'Doğadan Desene' Kök Boyasının Yolculuğu
Doğadaki bitkilerden ve hayvansal minerallerin çeşitli işlemlerden geçirilmesiyle elde edilen kök boyasıyla renklendirilen ipliklerden dokunan halı ve kilimler, motifleriyle görenleri büyülüyor.
Uşak Dokur Evi'nde doğal boya olarak da adlandırılan ve binlerce yıl doğadaki bitkiler ve hayvan minerallerinin çeşitli aşamalardan geçirilmesiyle elde edilen kök boyası, doğadan desene dönüşünceye kadar bir çok aşamadan geçiriliyor.
Dokur Evi çalışanları ile doğadan kök boyasında kullanan bitki kök, yaprak ve meyvelerini toplayan ekip, yaklaşık bir gün süren ipliğin renklendirme aşamalarını AA muhabirine anlattı.
- Ham maddeler doğadan toplanıyor
Uşak Dokur Evi Yöneticisi Süleyman Demirkaya, kök boyasının çok çeşitli bitkilerden elde edildiğini, yöresel olarak farklılıklar olabileceğini belirterek "Uşak ve çevresinde daha çok papatya, tavşanak, safran, kekik, soğan kabuğu, ayva yaprağı, zerdeçal, çitlenbik, dil kanatan otu, palamut kozalağı, cevizlibağ, pıynar, hindiba, sütleğen, nar kabuğu, ceviz gibi bitkiler kullanılıyor" dedi.
İlk olarak yerel halkın ip boyama için ihtiyaç duyduğu renklerde kullanacağı bitkileri mevsiminde topladığını kaydeden Demirkaya, bu bitki ve hayvansal minerallerin çeşitli aşamalardan geçirildiğini söyledi.
- Bahar aylarında toplanan bitkiler yaz güneşinde kurutuluyor
İlkbahardan kış aylarına kadar kadınların doğadan topladıkları bitki parçacıklarını kuruttuklarını söyleyen Demirkaya, sonraki aşamaları şu şekilde anlattı:
"Kurutulan bitki parçaları ezilerek toz haline getirilir. Ardından her bir renk için kullanılacak malzeme depolanır. Boyanacak ip önce 'mordanlama' dediğimiz bir işlemden geçirilir. Mordanlama boyanın ipte kalıcılığını artırmak için şap, soda, sodyum sülfat, sodyum karbonat, bakır sülfat, alüminyum sülfat, göztaşı gibi malzemelerle yapılan sabitleme işlemidir. Bunun için bazen hayvan idrarı da kullanılır. Kazanlarda mordanlamada kullanılacak malzemeler kaynatılır ve koyunlardan elde edildikten sonra kirmenlerde eğrilen yün iplikler bu kazanlarda uzun uzun kaynatılır. İplikler ne kadar çok bu kazanlarda bekletilir ise kök boyasının ipte kalma süresi o kadar uzar."

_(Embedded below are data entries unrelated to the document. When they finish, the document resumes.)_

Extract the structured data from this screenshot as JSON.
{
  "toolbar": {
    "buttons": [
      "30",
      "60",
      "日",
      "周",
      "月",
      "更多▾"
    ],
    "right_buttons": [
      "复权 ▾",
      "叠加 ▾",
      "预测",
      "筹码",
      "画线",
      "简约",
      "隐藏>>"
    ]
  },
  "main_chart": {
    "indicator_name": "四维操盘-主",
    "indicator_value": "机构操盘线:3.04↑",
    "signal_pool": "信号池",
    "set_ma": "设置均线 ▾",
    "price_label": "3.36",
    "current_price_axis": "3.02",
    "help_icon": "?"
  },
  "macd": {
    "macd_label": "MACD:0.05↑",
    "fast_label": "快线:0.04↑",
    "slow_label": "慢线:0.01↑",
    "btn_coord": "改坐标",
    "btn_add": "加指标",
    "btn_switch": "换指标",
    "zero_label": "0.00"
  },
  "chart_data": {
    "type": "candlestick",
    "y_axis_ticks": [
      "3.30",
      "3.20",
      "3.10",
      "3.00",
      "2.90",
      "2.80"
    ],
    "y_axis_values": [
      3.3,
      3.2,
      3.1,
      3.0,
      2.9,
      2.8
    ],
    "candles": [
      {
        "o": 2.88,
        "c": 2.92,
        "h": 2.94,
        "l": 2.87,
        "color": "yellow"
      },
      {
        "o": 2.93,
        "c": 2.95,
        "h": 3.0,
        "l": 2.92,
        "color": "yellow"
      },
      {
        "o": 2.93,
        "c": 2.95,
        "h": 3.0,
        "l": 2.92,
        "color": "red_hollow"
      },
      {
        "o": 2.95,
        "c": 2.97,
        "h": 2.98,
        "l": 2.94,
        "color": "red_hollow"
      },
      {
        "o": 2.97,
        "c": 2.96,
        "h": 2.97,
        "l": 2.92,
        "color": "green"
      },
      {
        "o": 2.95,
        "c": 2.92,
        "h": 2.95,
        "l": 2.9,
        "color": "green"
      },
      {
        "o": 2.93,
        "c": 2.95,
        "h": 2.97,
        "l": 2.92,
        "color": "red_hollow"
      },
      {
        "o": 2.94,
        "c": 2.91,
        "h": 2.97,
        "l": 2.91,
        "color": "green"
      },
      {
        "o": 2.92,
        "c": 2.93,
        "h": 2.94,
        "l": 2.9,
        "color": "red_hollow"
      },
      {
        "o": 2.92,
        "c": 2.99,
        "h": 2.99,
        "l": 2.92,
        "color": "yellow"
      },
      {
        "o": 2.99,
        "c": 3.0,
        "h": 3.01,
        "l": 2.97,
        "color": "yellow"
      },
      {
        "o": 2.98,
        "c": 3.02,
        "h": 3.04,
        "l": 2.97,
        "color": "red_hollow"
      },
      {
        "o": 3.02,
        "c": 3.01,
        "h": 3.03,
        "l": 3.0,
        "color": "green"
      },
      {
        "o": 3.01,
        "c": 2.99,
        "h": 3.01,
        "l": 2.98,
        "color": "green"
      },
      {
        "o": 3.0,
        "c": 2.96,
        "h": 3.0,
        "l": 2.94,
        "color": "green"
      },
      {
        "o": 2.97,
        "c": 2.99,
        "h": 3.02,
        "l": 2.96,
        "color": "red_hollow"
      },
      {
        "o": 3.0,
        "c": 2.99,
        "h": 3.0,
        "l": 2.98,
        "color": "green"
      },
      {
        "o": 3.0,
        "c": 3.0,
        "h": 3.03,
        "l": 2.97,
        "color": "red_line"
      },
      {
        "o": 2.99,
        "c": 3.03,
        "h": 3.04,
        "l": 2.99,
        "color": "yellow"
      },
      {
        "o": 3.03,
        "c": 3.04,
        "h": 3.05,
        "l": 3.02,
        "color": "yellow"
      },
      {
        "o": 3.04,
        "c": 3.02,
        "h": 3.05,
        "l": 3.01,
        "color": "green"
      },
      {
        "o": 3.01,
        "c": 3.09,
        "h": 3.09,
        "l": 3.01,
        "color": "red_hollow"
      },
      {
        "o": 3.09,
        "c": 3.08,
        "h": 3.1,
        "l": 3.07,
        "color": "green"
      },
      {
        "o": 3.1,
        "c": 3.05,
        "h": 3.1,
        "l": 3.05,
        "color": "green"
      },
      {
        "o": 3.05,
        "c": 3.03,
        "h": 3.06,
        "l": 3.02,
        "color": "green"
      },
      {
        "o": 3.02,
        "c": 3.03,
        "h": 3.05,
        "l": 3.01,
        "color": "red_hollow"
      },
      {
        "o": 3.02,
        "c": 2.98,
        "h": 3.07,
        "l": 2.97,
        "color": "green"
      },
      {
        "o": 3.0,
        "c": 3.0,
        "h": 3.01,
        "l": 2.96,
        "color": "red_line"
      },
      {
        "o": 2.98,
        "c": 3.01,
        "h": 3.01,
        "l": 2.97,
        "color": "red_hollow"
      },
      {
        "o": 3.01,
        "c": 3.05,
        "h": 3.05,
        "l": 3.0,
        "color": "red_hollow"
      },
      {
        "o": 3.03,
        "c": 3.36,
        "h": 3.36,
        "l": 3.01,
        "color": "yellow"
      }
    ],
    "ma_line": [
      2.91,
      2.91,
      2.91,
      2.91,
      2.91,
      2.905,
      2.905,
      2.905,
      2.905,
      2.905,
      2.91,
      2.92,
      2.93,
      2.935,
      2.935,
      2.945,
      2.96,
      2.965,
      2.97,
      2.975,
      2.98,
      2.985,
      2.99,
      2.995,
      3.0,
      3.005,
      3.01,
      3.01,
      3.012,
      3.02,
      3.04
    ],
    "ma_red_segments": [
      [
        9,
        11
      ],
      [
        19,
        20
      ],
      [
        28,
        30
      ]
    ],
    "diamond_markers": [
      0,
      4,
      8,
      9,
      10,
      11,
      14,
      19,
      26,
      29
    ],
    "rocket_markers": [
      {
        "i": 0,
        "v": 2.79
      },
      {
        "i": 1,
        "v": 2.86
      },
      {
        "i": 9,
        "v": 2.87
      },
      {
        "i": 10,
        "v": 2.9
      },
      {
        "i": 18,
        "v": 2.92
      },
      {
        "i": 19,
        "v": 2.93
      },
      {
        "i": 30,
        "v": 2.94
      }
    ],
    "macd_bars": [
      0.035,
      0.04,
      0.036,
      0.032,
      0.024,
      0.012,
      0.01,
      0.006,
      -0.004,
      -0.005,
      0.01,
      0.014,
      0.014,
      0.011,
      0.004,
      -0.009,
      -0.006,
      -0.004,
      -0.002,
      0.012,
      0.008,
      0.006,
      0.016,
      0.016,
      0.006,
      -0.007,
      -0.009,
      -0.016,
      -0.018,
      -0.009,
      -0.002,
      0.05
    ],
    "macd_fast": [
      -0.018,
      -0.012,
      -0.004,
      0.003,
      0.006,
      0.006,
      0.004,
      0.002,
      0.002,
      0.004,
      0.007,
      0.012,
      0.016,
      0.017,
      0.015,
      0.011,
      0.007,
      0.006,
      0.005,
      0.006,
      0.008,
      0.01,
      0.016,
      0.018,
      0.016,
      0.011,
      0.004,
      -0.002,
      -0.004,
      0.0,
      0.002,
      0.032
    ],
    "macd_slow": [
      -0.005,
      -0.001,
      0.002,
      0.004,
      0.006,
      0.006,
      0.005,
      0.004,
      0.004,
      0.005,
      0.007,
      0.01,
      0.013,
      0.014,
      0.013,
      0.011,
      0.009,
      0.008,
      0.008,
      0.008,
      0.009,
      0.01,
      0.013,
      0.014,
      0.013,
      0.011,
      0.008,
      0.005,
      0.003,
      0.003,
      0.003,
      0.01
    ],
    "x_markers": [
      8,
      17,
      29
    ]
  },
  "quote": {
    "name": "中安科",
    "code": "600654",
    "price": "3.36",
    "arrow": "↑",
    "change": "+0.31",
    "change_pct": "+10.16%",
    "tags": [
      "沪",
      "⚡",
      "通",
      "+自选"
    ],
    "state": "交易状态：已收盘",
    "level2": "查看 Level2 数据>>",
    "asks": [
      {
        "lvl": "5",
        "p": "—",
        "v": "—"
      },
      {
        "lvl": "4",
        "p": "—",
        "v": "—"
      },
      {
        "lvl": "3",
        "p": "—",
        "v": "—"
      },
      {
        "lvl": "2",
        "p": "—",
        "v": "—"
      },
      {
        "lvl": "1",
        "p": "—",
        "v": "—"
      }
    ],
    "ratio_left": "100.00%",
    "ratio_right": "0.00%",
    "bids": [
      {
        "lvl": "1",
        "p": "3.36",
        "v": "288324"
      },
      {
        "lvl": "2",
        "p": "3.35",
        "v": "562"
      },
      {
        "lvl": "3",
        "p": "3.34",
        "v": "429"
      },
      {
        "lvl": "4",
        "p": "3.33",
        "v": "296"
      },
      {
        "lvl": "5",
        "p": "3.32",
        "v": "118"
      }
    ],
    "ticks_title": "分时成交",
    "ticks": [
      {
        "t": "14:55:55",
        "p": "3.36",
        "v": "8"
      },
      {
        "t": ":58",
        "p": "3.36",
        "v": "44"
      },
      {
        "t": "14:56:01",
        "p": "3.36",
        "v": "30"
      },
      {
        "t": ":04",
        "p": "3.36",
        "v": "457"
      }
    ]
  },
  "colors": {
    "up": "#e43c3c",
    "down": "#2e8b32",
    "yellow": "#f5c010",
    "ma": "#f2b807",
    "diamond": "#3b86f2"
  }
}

- Her aşaması ince ustalık gerektiriyor
Mordanlama işleminden sonra iplerin kurutulduğunu ve ardından boyama işlemine geçildiğini aktaran Süleyman Demirkaya, her renk için ayrı bir kazan kurulduğunu belirtti.
Kazanlarda önce suyun kaynatıldığını, ardından mordanlanan iplik yumaklarının kazanlara atıldığını ve tamamen tecrübeye dayalı olarak üzerine bitkilerden elde edilen kurutulmuş minerallerin atıldığını anlatan Demirkaya, şu bilgileri verdi:
"Genellikle sarı, kırmızı, siyah, mavi, turuncu, kahverengi ve yeşil gibi renkler elde edilmeye çalışılır. Kırmızı renk elde etmek için örneğin dil kanatan otu, sarı renk için papatya ve tavşanak, siyah ve kahverengi için palamut kozalağı ceviz, mavi için hindiba kullanılır. Kaynatılan suya atılan doğal boya ham maddesi ile ip yumağı sürekli karıştırılır. Çünkü boyanın ipin tamamına eşit işlemesi için karıştırma işlemi sürekli yapılmalıdır."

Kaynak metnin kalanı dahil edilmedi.